To complicate matters further, there are also edge data centres. These are small data processing facilities that sit closer to the edge. In some cases, this means a smaller footprint regional data centre that serves a local community with low latency applications, versus a larger facility located on cheap land in a rural area. Some might even sit near to customers in a prefabricated shipping container-style box packed with computing and storage power. Companies like Vapor IO in the US are busy deploying these boxes to provide low-latency services to businesses and their customers.
These facilities can factor into an edge computing strategy, but it's important to distinguish between an edge computing facility and a small data centre that you're using more for cost or physical accessibility reasons. The more that a facility relies on serving local users with latency-sensitive traffic, the more likely they are to fit the description of an edge data centre. It's partly about location, but also about application and intent.

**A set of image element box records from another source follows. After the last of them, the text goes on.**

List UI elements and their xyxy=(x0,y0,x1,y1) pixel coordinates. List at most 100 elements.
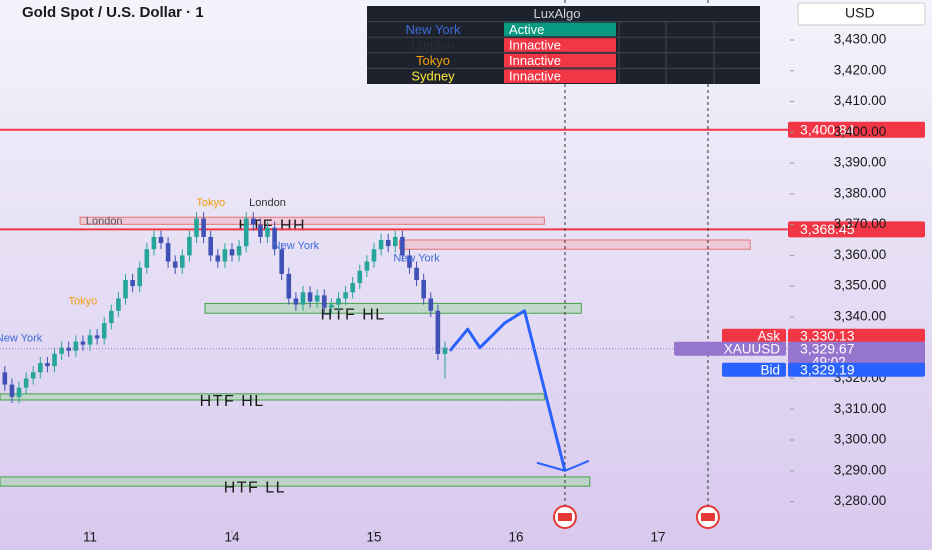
candle-body xyxy=(428,298,434,311)
y-tick-label: 3,430.00 xyxy=(834,32,887,47)
x-tick-label: 16 xyxy=(508,530,523,545)
candle-body xyxy=(201,218,206,237)
quote-name: Bid xyxy=(760,362,780,377)
status-cell xyxy=(504,69,616,83)
candle-body xyxy=(229,249,235,256)
candle-body xyxy=(187,236,192,256)
candle-body xyxy=(293,298,299,305)
candle-body xyxy=(314,295,320,302)
candle-body xyxy=(407,255,412,268)
candle-body xyxy=(123,280,128,299)
level-label: 3,368.45 xyxy=(800,221,855,237)
y-tick-label: 3,400.00 xyxy=(834,124,887,139)
zone-label: HTF HL xyxy=(321,306,386,323)
quote-name-box xyxy=(722,362,786,377)
candle-body xyxy=(52,353,57,367)
quote-label: 3,330.13 xyxy=(800,327,855,343)
status-cell xyxy=(504,38,616,52)
candle-body xyxy=(38,363,43,373)
candle-body xyxy=(414,267,419,280)
candle-body xyxy=(243,218,249,247)
session-name: London xyxy=(411,37,454,52)
projection-arrowhead xyxy=(536,459,590,472)
candle-body xyxy=(385,240,391,247)
zone xyxy=(0,393,545,401)
event-flag xyxy=(700,513,715,521)
zone-label: HTF HL xyxy=(200,393,265,410)
quote-box xyxy=(788,362,925,377)
y-tick-label: 3,420.00 xyxy=(834,62,887,77)
currency: USD xyxy=(845,5,875,21)
status-cell xyxy=(504,22,616,37)
candle-body xyxy=(194,218,199,237)
candle-body xyxy=(158,236,164,244)
candle-body xyxy=(172,261,178,268)
candle-body xyxy=(286,273,292,299)
candle-body xyxy=(116,298,121,311)
quote-box xyxy=(788,341,925,369)
quote-box xyxy=(788,328,925,343)
x-tick-label: 15 xyxy=(366,530,381,545)
session-name: New York xyxy=(406,22,461,37)
session-status: Innactive xyxy=(509,69,561,84)
currency-box[interactable] xyxy=(797,2,926,26)
candle-body xyxy=(30,372,36,379)
x-tick-label: 11 xyxy=(83,530,97,545)
candle-body xyxy=(137,267,143,287)
candle-body xyxy=(336,298,341,305)
quote-label: 3,329.19 xyxy=(800,361,855,377)
candle-body xyxy=(66,347,72,351)
chart-title: Gold Spot / U.S. Dollar · 1 xyxy=(22,4,204,21)
quote-name: XAUUSD xyxy=(724,341,781,356)
event-flag xyxy=(557,513,572,521)
zone xyxy=(204,302,582,314)
x-tick-label: 17 xyxy=(650,530,665,545)
quote-label: 3,329.67 xyxy=(800,340,855,356)
candle-body xyxy=(59,347,64,354)
y-tick-label: 3,300.00 xyxy=(834,432,887,447)
zone xyxy=(79,216,545,225)
candle-body xyxy=(421,280,426,299)
quote-name-box xyxy=(722,328,786,343)
y-tick-label: 3,410.00 xyxy=(834,93,887,108)
session-label: New York xyxy=(0,332,43,344)
candle-body xyxy=(151,236,157,250)
candle-body xyxy=(9,384,15,397)
candle-body xyxy=(357,270,363,284)
table-title: LuxAlgo xyxy=(534,6,581,21)
quote-name: Ask xyxy=(757,328,780,343)
candle-body xyxy=(80,341,86,345)
session-label: London xyxy=(249,197,286,209)
zone-label: HTF HH xyxy=(238,218,306,235)
zone xyxy=(0,476,591,487)
session-name: Sydney xyxy=(411,69,455,84)
candle-body xyxy=(73,341,79,351)
status-cell xyxy=(504,53,616,68)
candle-body xyxy=(400,236,405,256)
y-tick-label: 3,370.00 xyxy=(834,216,887,231)
candle-body xyxy=(321,295,327,308)
candle-body xyxy=(279,249,284,274)
session-name: Tokyo xyxy=(416,53,450,68)
level-box xyxy=(788,221,925,238)
y-tick-label: 3,310.00 xyxy=(834,401,887,416)
candle-body xyxy=(350,283,355,293)
candle-body xyxy=(87,335,93,345)
y-tick-label: 3,360.00 xyxy=(834,247,887,262)
session-label: London xyxy=(86,215,123,227)
candle-body xyxy=(392,236,398,247)
candle-body xyxy=(371,249,377,262)
candle-body xyxy=(378,240,384,250)
level-box xyxy=(788,121,925,138)
candle-body xyxy=(222,249,228,262)
candle-body xyxy=(300,292,306,305)
session-label: New York xyxy=(273,240,320,252)
session-status: Active xyxy=(509,22,544,37)
candle-body xyxy=(329,304,334,308)
candle-body xyxy=(272,227,277,250)
quote-name-box xyxy=(674,341,786,356)
candle-body xyxy=(208,236,214,256)
candle-body xyxy=(343,292,348,299)
candle-body xyxy=(101,323,107,339)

Whichever model you choose along the edge computing continuum, you'll need to consider important factors including:
- Maintainability: What kinds of maintenance will edge devices need and how often? Who will do it?
- Security: How sensitive is the local data being processed? What physical and logical protection will it need?
- Data architecture: How will data be processed at the edge? What subset of it will be sent back to headquarters (if any), and when?
Edge computing is a new proposition for most companies. Tread gingerly when exploring it and focus on discrete pilot projects to test your assumptions and hopefully generate some quick wins.